Pests that are Harmful to Castor Plant
Several insects are pests. In India the Capsule borer (Dichocrocis punctiferalis) bores into young and ripening capsules; and the Castor semilooper (Achoea janata) are the worst pests. In Tanganyika damage by capsid and myrid bugs are a limiting factor causing immature fruit to drop. Green stinkbugs, leaf-hoppers, leaf-miners and grasshoppers are pests that feed on the leaves. Most insects may be controlled by insecticides. Because some of the varieties are quite tall, wind storms are a potential hazard to a crop.
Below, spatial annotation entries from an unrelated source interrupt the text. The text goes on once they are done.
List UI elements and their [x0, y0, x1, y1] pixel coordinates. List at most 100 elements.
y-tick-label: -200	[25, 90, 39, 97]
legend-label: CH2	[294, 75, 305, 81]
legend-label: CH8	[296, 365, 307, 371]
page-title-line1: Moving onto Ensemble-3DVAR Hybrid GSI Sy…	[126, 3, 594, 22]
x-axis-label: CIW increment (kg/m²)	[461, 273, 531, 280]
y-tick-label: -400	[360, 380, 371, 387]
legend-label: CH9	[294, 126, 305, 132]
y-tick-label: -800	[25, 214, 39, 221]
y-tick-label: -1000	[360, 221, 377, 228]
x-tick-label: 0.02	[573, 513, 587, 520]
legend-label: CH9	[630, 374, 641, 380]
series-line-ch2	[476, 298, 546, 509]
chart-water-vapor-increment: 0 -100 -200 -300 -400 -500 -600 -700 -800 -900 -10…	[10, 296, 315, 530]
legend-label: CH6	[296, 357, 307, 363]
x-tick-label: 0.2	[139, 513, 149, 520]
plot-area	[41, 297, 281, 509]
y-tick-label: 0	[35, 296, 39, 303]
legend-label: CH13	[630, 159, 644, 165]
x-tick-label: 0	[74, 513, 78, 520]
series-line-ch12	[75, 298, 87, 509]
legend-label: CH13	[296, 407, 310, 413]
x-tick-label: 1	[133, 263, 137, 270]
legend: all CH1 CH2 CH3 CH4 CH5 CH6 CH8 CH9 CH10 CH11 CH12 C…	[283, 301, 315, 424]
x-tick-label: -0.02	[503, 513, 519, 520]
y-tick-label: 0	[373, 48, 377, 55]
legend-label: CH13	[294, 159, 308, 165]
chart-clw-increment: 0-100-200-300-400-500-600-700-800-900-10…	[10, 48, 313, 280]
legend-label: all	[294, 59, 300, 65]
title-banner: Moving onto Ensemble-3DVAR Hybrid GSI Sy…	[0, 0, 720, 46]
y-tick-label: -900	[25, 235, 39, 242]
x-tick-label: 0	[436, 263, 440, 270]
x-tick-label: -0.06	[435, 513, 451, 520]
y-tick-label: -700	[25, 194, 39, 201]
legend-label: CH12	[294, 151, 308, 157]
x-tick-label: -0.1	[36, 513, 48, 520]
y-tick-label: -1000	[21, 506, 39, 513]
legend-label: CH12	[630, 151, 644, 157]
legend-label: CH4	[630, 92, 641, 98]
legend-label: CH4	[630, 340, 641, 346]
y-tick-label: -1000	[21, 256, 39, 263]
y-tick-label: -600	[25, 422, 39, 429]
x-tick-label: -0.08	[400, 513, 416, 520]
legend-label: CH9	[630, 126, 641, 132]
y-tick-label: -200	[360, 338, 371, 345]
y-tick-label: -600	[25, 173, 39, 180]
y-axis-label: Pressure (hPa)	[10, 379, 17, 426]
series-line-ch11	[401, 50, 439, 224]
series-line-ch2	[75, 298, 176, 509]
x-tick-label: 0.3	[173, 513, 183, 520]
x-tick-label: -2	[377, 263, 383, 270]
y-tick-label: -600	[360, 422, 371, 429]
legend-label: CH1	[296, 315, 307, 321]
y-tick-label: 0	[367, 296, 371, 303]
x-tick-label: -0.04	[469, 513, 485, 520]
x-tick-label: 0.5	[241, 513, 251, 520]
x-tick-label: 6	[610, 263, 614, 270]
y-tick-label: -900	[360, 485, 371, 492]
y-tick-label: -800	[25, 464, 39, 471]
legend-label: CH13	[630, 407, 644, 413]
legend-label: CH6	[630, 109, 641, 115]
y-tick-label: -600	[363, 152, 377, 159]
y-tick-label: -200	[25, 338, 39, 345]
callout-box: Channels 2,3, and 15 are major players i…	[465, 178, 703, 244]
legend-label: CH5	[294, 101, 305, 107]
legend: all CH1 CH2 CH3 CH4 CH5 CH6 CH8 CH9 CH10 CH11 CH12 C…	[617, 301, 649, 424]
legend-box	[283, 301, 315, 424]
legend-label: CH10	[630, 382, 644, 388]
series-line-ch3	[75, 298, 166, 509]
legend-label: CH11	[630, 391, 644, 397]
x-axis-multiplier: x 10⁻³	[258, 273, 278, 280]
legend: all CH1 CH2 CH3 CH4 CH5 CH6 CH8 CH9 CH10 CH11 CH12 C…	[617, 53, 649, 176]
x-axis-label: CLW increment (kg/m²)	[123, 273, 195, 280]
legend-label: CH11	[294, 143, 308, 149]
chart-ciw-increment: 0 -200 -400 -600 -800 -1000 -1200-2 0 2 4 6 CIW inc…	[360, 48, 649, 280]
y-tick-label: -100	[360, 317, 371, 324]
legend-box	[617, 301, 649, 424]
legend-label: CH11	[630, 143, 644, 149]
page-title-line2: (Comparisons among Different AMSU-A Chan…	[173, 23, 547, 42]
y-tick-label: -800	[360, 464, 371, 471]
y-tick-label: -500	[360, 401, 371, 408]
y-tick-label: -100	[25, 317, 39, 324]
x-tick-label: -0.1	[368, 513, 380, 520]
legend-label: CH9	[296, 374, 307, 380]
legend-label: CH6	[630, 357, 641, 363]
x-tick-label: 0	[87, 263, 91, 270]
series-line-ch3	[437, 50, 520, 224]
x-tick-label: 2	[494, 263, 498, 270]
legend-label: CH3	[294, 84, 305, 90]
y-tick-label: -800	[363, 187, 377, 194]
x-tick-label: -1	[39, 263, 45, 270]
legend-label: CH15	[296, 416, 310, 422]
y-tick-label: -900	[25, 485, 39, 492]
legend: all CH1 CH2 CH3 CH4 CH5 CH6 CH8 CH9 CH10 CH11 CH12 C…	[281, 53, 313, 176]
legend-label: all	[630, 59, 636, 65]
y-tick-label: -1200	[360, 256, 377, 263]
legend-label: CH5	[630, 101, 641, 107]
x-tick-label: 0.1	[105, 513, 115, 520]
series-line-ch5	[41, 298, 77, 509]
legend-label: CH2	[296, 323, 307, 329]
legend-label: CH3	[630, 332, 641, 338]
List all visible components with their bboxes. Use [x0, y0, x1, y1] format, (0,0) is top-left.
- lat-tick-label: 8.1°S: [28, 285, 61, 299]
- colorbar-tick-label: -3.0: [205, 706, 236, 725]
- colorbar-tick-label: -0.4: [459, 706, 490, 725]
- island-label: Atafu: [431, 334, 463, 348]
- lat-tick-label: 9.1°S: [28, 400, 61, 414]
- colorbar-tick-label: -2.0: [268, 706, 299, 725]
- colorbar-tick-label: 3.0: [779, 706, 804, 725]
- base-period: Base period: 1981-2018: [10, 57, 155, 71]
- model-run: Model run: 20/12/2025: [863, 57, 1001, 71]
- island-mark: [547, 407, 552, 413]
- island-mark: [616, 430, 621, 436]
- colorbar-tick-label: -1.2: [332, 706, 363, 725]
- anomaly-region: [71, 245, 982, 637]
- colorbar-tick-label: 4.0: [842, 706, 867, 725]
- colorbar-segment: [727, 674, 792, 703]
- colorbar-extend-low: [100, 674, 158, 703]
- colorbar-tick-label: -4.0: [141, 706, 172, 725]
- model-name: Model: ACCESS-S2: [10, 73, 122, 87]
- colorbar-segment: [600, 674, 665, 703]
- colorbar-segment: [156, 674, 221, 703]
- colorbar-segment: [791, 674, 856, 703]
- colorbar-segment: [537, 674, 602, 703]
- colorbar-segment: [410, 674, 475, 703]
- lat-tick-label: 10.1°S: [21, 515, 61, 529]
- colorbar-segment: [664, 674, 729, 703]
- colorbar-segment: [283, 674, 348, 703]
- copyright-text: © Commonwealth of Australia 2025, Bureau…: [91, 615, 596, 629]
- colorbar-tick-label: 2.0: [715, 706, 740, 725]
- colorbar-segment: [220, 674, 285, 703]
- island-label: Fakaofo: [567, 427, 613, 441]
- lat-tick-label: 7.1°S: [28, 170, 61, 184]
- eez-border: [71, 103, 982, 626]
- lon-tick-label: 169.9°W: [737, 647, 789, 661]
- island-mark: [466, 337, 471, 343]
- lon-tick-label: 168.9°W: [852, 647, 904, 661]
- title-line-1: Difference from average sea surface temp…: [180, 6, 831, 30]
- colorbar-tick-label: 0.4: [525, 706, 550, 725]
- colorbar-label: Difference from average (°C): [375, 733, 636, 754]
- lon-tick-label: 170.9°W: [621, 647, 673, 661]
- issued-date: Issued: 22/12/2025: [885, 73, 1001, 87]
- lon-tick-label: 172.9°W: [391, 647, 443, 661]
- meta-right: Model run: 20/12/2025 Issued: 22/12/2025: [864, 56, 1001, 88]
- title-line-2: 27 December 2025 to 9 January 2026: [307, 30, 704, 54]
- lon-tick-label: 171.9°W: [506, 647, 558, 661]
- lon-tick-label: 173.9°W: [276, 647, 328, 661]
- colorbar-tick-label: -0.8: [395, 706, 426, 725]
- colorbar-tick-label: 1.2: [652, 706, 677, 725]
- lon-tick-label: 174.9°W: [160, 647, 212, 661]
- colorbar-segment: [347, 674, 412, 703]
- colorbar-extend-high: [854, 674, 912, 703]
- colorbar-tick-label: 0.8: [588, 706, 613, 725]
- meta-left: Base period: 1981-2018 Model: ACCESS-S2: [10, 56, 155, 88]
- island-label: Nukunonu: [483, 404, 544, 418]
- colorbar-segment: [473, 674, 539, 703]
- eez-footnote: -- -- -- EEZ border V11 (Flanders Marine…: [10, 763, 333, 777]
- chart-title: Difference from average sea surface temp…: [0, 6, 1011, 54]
Because of its unlimited industrial applications, castor oil enjoys tremendous demand world-wide. It is cultivated in 30 different countries on commercial scale, of which India, China , Brazil , Russia , Thailand , Ethiopia and Philippines are the major castor growing countries, accounting for almost 90 percent of the world’s production. Historically, Brazil, China and India have been the key producing countries meeting global requirements. However, in early 90’s, Brazilian farmers moved away to more lucrative cash crops, and surge in domestic demand in China made them net importers, leaving India to meet the global demand.
- Sowing of castor with onset of monsoon is found most beneficial in rained condition. However, sowing can be done up to first fortnight of August without reduction in yield under irrigated condition.
- In India, which is a major producer of the castor crop, castor planting season is during July or August and harvested around December or January. The seedpods are dried, de-podded and brought to the market immediately after harvesting.
- Castor seeds arrivals start during November in the south of India, whereas in the north (in states such as Rajasthan and Gujarat), the castor seeds season starts from February. Based on this cycle, one can suitably schedule delivery cycles as well.
Price of Castor Seeds
- This is a difficult thing to comment on, since price variations and fluctuations are quite significant for this commodity.
Castor Seed Packaging
The normal packing is either 50 Kgs or 70 Kgs, and the products are usually packed in gunny bags (Gunny Bag Definition from Die.net)
Other Specifications for Castor Seeds
While there are no major specifications for castor seeds, one of the aspects usually considered is the location where the castor seed was grown and harvested.
Castor Plant Chemistry
Per 100 g, the leaves are reported to contain on a zero-moisture basis, 24.8 g protein, 5.4 g fat, 57.4 g total carbohydrate, 10.3 g fiber, 12.4 g ash, 2,670 mg Ca, and 460 mg P. The seed contains 5.1–5.6% moisture, 12.0–16.0% protein, 45.0–50.6% oil, 3.1–7.0 NFE, 23.1–27.2% CF, and 2.0–2.2% ash. Seeds are high in phosphorus, 90% in the phytic form. The castor oil consists principally of ricinoleic acid with only small amounts of dihydroxystearic, linoleic, oleic, and stearic acids. The unsaponifiable matter contains b-sitosterol. The oil-cake from crushing whole seeds contain 9.0% moisture, 6.5% oil, 20.5% protein, 49.0% total carbohydrate and 15.0% ash. The manural value is 6.6% N, 2.6% P2O5, and 1.2% K2O (C.S.I.R., 1948–1976). There are 60 mg/kg uric acid and 7 ppm HCN in the seed. The seeds contain a powerful lipase, employed for commercial hydrolysis of fats, also amylase, invertase, maltase, endotrypsin, glycolic acid, oxidase, ribonuclease, and a fat-soluble zymogen. Sprouting seeds contain catalase, peroxidase and reductase.
The Castor Ricin
The Castor seed contains the deadly poison ricin within it. This is how it gets its botanical name Ricinus communis.